El cielo se abovedó sobre el pueblo y el frío se coló en el momento. Las manos de los jóvenes se entumecieron más rápido de lo normal provocando el brote de una leve inseguridad en sus mandíbulas. Temblaron, pero el enojo efervescente los frenó de escapar. Él desde su árido paramo, inmóvil vibró ante la sangre de la dama. Sus huesos querían extenderse hacia ella y ser dirigidos por sus cabellos. El fondo de su ahuecada boca quería esbozar su nombre para atraerla hacia él. Quería sentir la ternura de su piel y cómo la vida bombeaba dentro de ella. La tierra comenzó a brotar alrededor de sus huesos, pero nadie visualizaba semejante acto.

—¡Mira tus mejillas, Fausta! ¡por el amor de Dios! ¡Corré a tu casa ahora y reinventá una historia a tu madre de cómo la obtuviste! No quiero ni estar cerca del relato. Ya me cansé de ser a quién siempre le echan los primeros rumores. Todos dicen que los muchachos son los imprudentes indignos de las damas de este pueblo. Miren su comportamiento. Salvajes, despreocupadas y hasta holgazanas.
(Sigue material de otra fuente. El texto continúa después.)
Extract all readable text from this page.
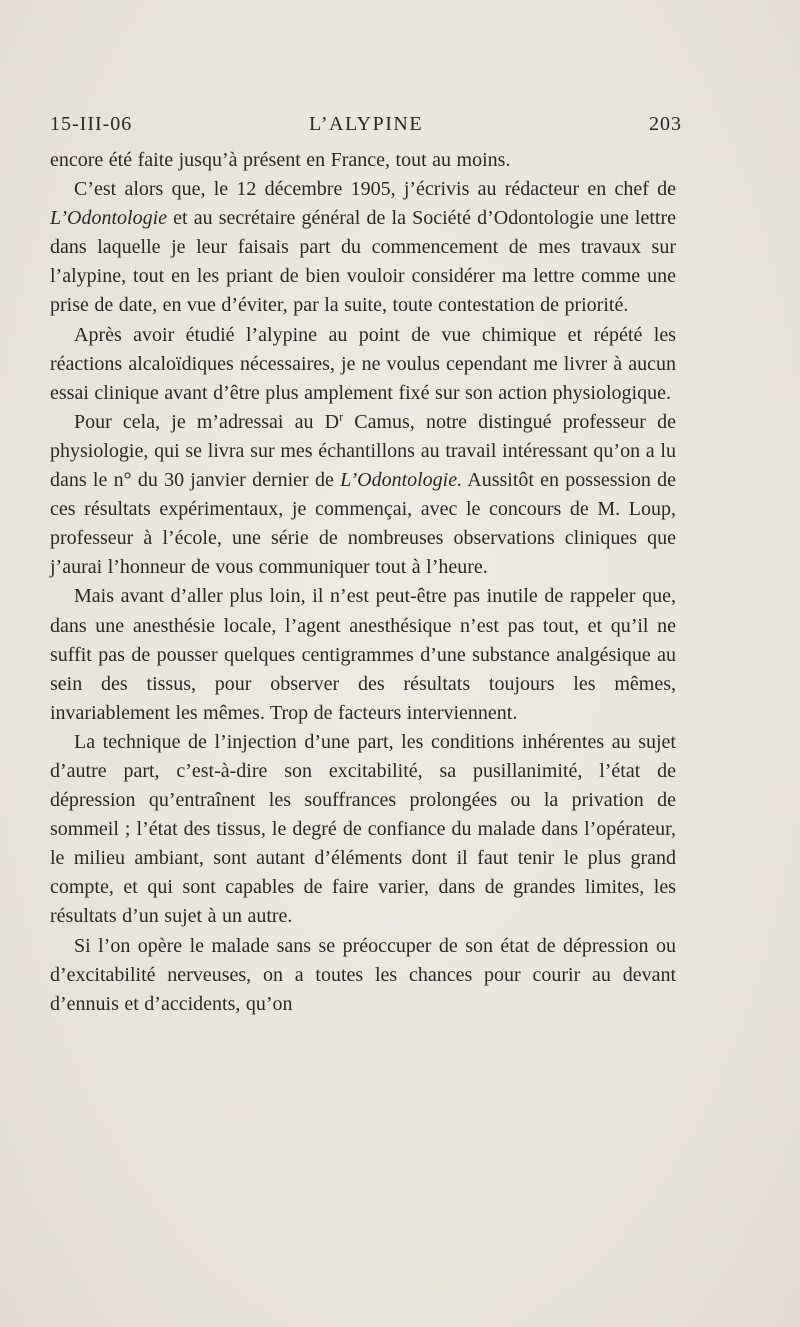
15-III-06	L’ALYPINE	203

encore été faite jusqu’à présent en France, tout au moins.

C’est alors que, le 12 décembre 1905, j’écrivis au rédacteur en chef de L’Odontologie et au secrétaire général de la Société d’Odontologie une lettre dans laquelle je leur faisais part du commencement de mes travaux sur l’alypine, tout en les priant de bien vouloir considérer ma lettre comme une prise de date, en vue d’éviter, par la suite, toute contestation de priorité.

Après avoir étudié l’alypine au point de vue chimique et répété les réactions alcaloïdiques nécessaires, je ne voulus cependant me livrer à aucun essai clinique avant d’être plus amplement fixé sur son action physiologique.

Pour cela, je m’adressai au $D^r$ Camus, notre distingué professeur de physiologie, qui se livra sur mes échantillons au travail intéressant qu’on a lu dans le n° du 30 janvier dernier de L’Odontologie. Aussitôt en possession de ces résultats expérimentaux, je commençai, avec le concours de M. Loup, professeur à l’école, une série de nombreuses observations cliniques que j’aurai l’honneur de vous communiquer tout à l’heure.

Mais avant d’aller plus loin, il n’est peut-être pas inutile de rappeler que, dans une anesthésie locale, l’agent anesthésique n’est pas tout, et qu’il ne suffit pas de pousser quelques centigrammes d’une substance analgésique au sein des tissus, pour observer des résultats toujours les mêmes, invariablement les mêmes. Trop de facteurs interviennent.

La technique de l’injection d’une part, les conditions inhérentes au sujet d’autre part, c’est-à-dire son excitabilité, sa pusillanimité, l’état de dépression qu’entraînent les souffrances prolongées ou la privation de sommeil ; l’état des tissus, le degré de confiance du malade dans l’opérateur, le milieu ambiant, sont autant d’éléments dont il faut tenir le plus grand compte, et qui sont capables de faire varier, dans de grandes limites, les résultats d’un sujet à un autre.

Si l’on opère le malade sans se préoccuper de son état de dépression ou d’excitabilité nerveuses, on a toutes les chances pour courir au devant d’ennuis et d’accidents, qu’on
—Es lo primero que te mereces por insolente y arrogante. Serás el primer nombre que mencionaré sobre mis mejillas. —respondió ella abriéndose paso hacia el juicio con su madre.
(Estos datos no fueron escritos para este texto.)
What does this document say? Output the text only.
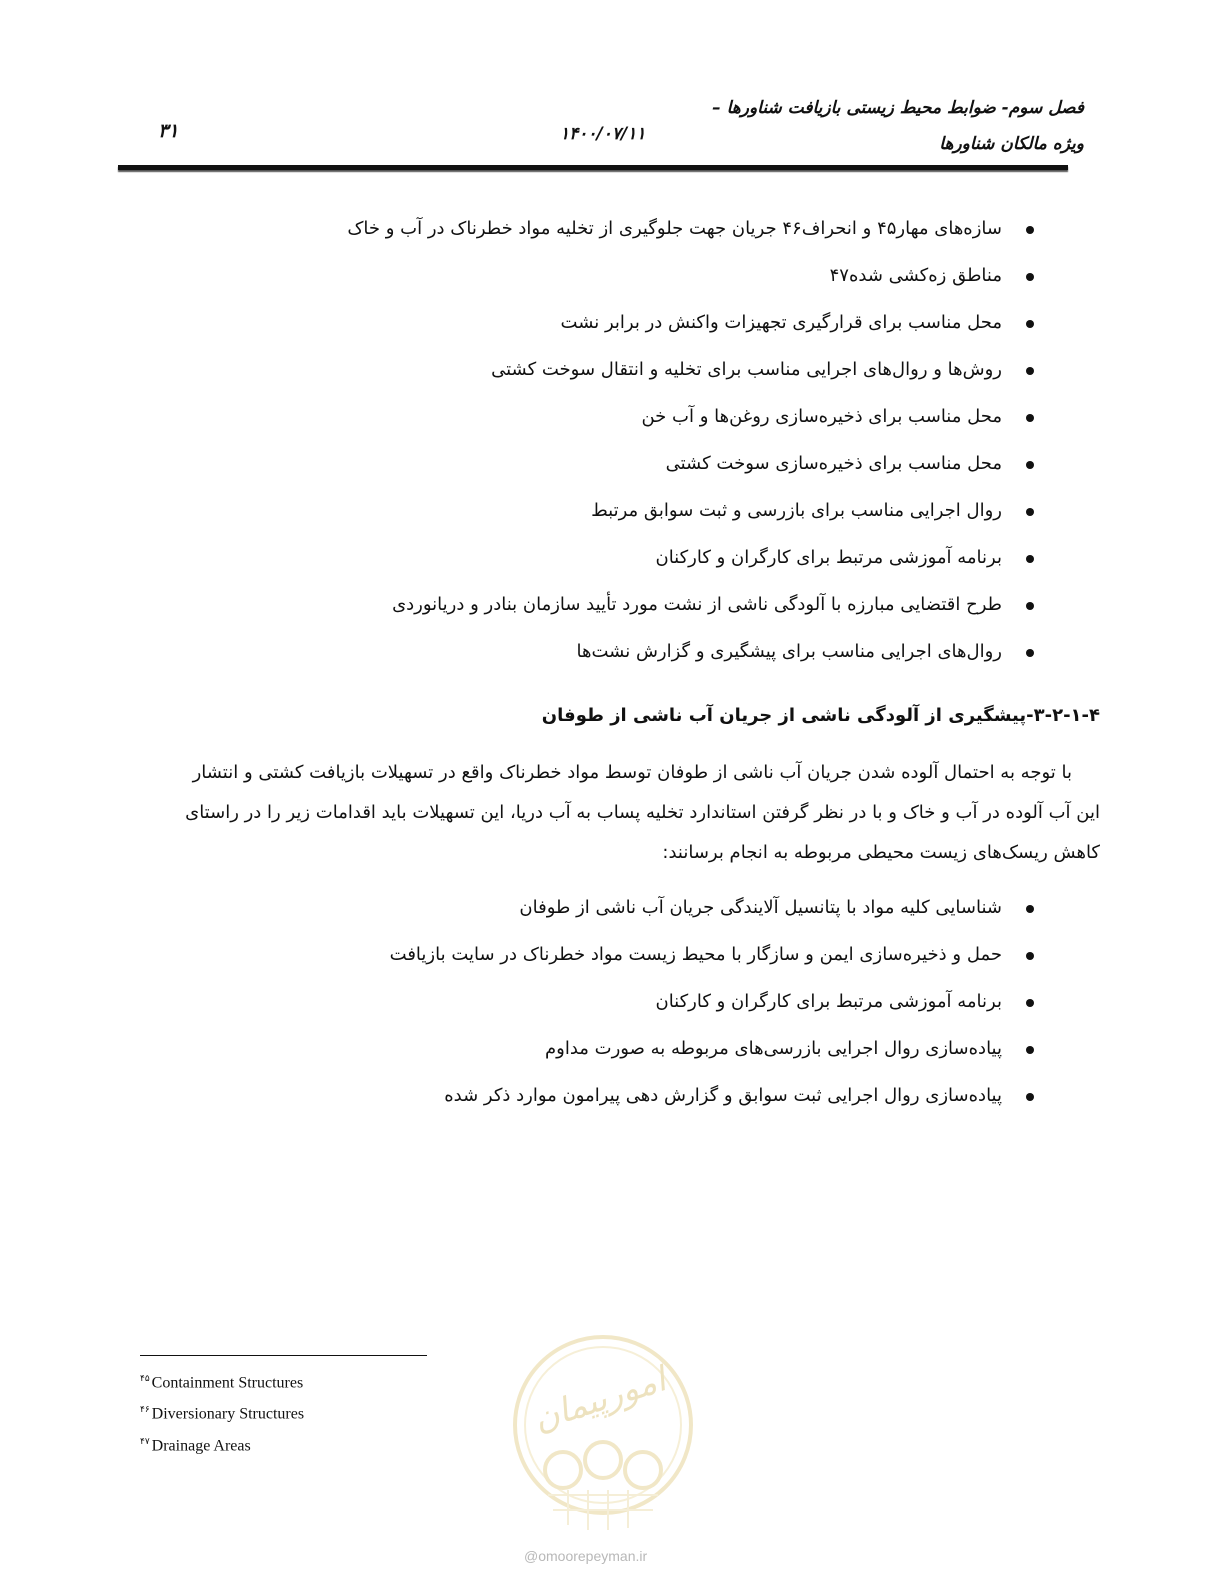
فصل سوم- ضوابط محیط زیستی بازیافت شناورها –
ویژه مالکان شناورها
۱۴۰۰/۰۷/۱۱
۳۱
سازه‌های مهار۴۵ و انحراف۴۶ جریان جهت جلوگیری از تخلیه مواد خطرناک در آب و خاک
مناطق زه‌کشی شده۴۷
محل مناسب برای قرارگیری تجهیزات واکنش در برابر نشت
روش‌ها و روال‌های اجرایی مناسب برای تخلیه و انتقال سوخت کشتی
محل مناسب برای ذخیره‌سازی روغن‌ها و آب خن
محل مناسب برای ذخیره‌سازی سوخت کشتی
روال اجرایی مناسب برای بازرسی و ثبت سوابق مرتبط
برنامه آموزشی مرتبط برای کارگران و کارکنان
طرح اقتضایی مبارزه با آلودگی ناشی از نشت مورد تأیید سازمان بنادر و دریانوردی
روال‌های اجرایی مناسب برای پیشگیری و گزارش نشت‌ها
۳-۲-۱-۴-پیشگیری از آلودگی ناشی از جریان آب ناشی از طوفان
با توجه به احتمال آلوده شدن جریان آب ناشی از طوفان توسط مواد خطرناک واقع در تسهیلات بازیافت کشتی و انتشار
این آب آلوده در آب و خاک و با در نظر گرفتن استاندارد تخلیه پساب به آب دریا، این تسهیلات باید اقدامات زیر را در راستای
کاهش ریسک‌های زیست محیطی مربوطه به انجام برسانند:
شناسایی کلیه مواد با پتانسیل آلایندگی جریان آب ناشی از طوفان
حمل و ذخیره‌سازی ایمن و سازگار با محیط زیست مواد خطرناک در سایت بازیافت
برنامه آموزشی مرتبط برای کارگران و کارکنان
پیاده‌سازی روال اجرایی بازرسی‌های مربوطه به صورت مداوم
پیاده‌سازی روال اجرایی ثبت سوابق و گزارش دهی پیرامون موارد ذکر شده
$^{۴۵}$ Containment Structures
$^{۴۶}$ Diversionary Structures
$^{۴۷}$ Drainage Areas
امورپیمان
@omoorepeyman.ir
La tierra dejó de brotar y los árboles crujieron en ansiedad. Ya no había orquesta detrás y el joven decidió no pronunciar una palabra demás. Intentó seguirla, pero sabía bien de aquellos ojos invisibles que ven lo que no es y relatan lo que jamás será. Solo atinó con pequeños pasos, disimulando para los ojos invisibles, su retirada de la escena.
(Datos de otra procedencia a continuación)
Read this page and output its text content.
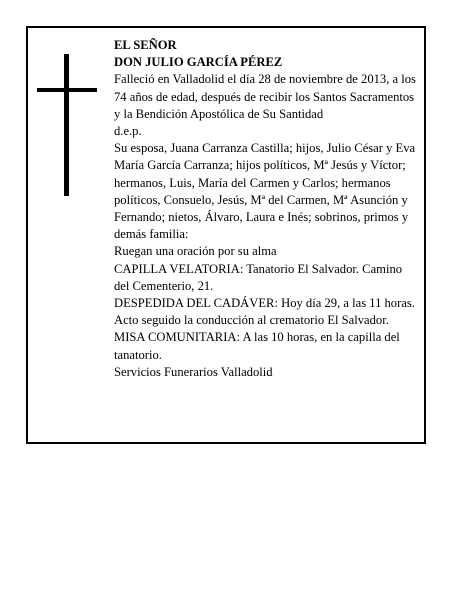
EL SEÑOR

DON JULIO GARCÍA PÉREZ

Falleció en Valladolid el día 28 de noviembre de 2013, a los 74 años de edad, después de recibir los Santos Sacramentos y la Bendición Apostólica de Su Santidad

d.e.p.

Su esposa, Juana Carranza Castilla; hijos, Julio César y Eva María García Carranza; hijos políticos, Mª Jesús y Víctor; hermanos, Luis, María del Carmen y Carlos; hermanos políticos, Consuelo, Jesús, Mª del Carmen, Mª Asunción y Fernando; nietos, Álvaro, Laura e Inés; sobrinos, primos y demás familia:

Ruegan una oración por su alma

CAPILLA VELATORIA: Tanatorio El Salvador. Camino del Cementerio, 21.

DESPEDIDA DEL CADÁVER: Hoy día 29, a las 11 horas. Acto seguido la conducción al crematorio El Salvador.

MISA COMUNITARIA: A las 10 horas, en la capilla del tanatorio.

Servicios Funerarios Valladolid
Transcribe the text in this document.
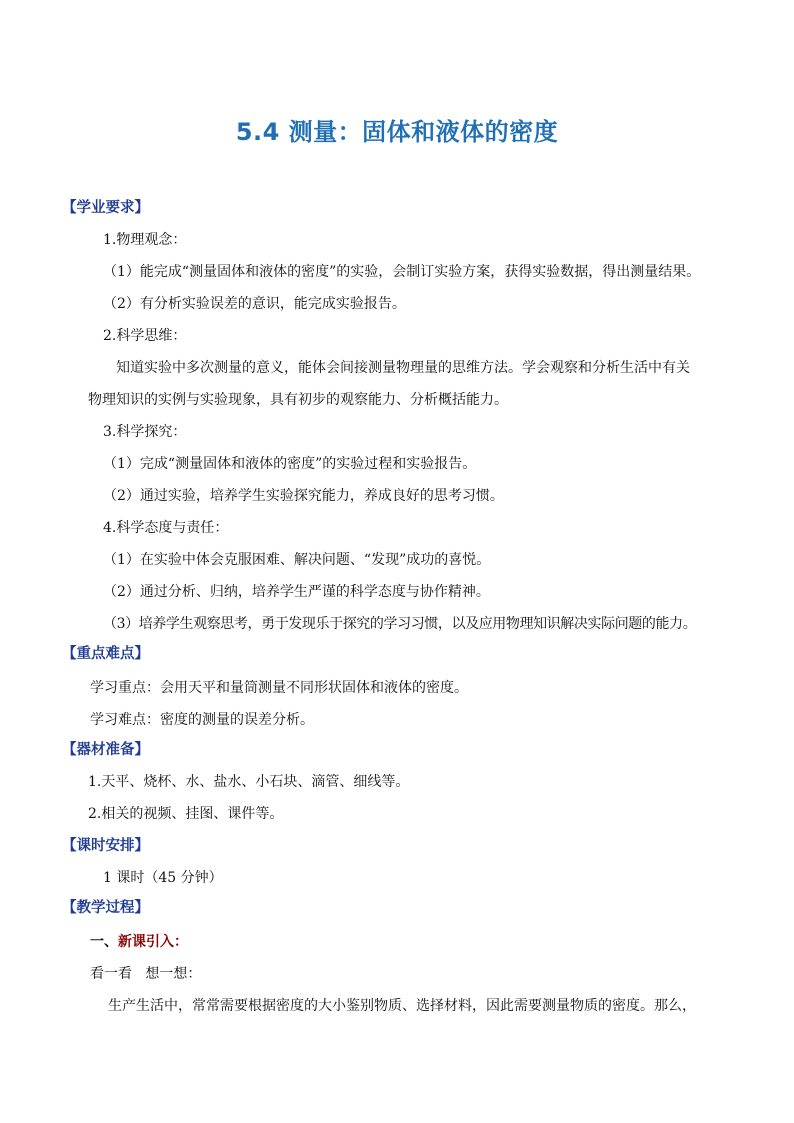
5.4 测量：固体和液体的密度
【学业要求】
1.物理观念：
（1）能完成“测量固体和液体的密度”的实验，会制订实验方案，获得实验数据，得出测量结果。
（2）有分析实验误差的意识，能完成实验报告。
2.科学思维：
知道实验中多次测量的意义，能体会间接测量物理量的思维方法。学会观察和分析生活中有关
物理知识的实例与实验现象，具有初步的观察能力、分析概括能力。
3.科学探究：
（1）完成“测量固体和液体的密度”的实验过程和实验报告。
（2）通过实验，培养学生实验探究能力，养成良好的思考习惯。
4.科学态度与责任：
（1）在实验中体会克服困难、解决问题、“发现”成功的喜悦。
（2）通过分析、归纳，培养学生严谨的科学态度与协作精神。
（3）培养学生观察思考，勇于发现乐于探究的学习习惯，以及应用物理知识解决实际问题的能力。
【重点难点】
学习重点：会用天平和量筒测量不同形状固体和液体的密度。
学习难点：密度的测量的误差分析。
【器材准备】
1.天平、烧杯、水、盐水、小石块、滴管、细线等。
2.相关的视频、挂图、课件等。
【课时安排】
1 课时（45 分钟）
【教学过程】
一、新课引入：
看一看   想一想：
生产生活中，常常需要根据密度的大小鉴别物质、选择材料，因此需要测量物质的密度。那么，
Él, aún postrado en el bosque, sintió lo que alguna vez fue de él cuando Am lo habitaba. La ilusión de vida en él, de paz para avanzar hacia lo que ni siquiera tuvo derecho. No comprendió lo que sucedió con sí mismo, pero sí lo que debía hacer. Se movió y esa vez sus restos respondieron a él. Sus ojos seguían sumergidos en la eternidad oscura, pero la sequía de su boca se transformó en una débil lengua con sentimientos que expresar. Ya no era huesos sino piel, seca y oliva. A la vista de los vivos, seguía perteneciendo al mundo de los que viven bajo tierra, la leyenda que tanto pasaba de boca en boca se movía y deambulaba. En su nublada lucidez pensó que así no podría presentarse a su amada. Se horrorizaría y correría de los brazos de su confesión de amor. Arrastró sus pies hasta un pequeño árbol y los plantó junto a él. Observó las poses naturales de los árboles que lo rodeaban. Buscó la pose que más lo maravillaba. Encorvó su columna y sus rodillas. Extendió con dolor sus brazos y abrió sus manos como si estuviera por recibir el llamado de Ngenechén. Quedó petrificado aguardando para florecer sus sentimientos hacia ella y juntos poder navegar hacia la isla que tanto anhelaba.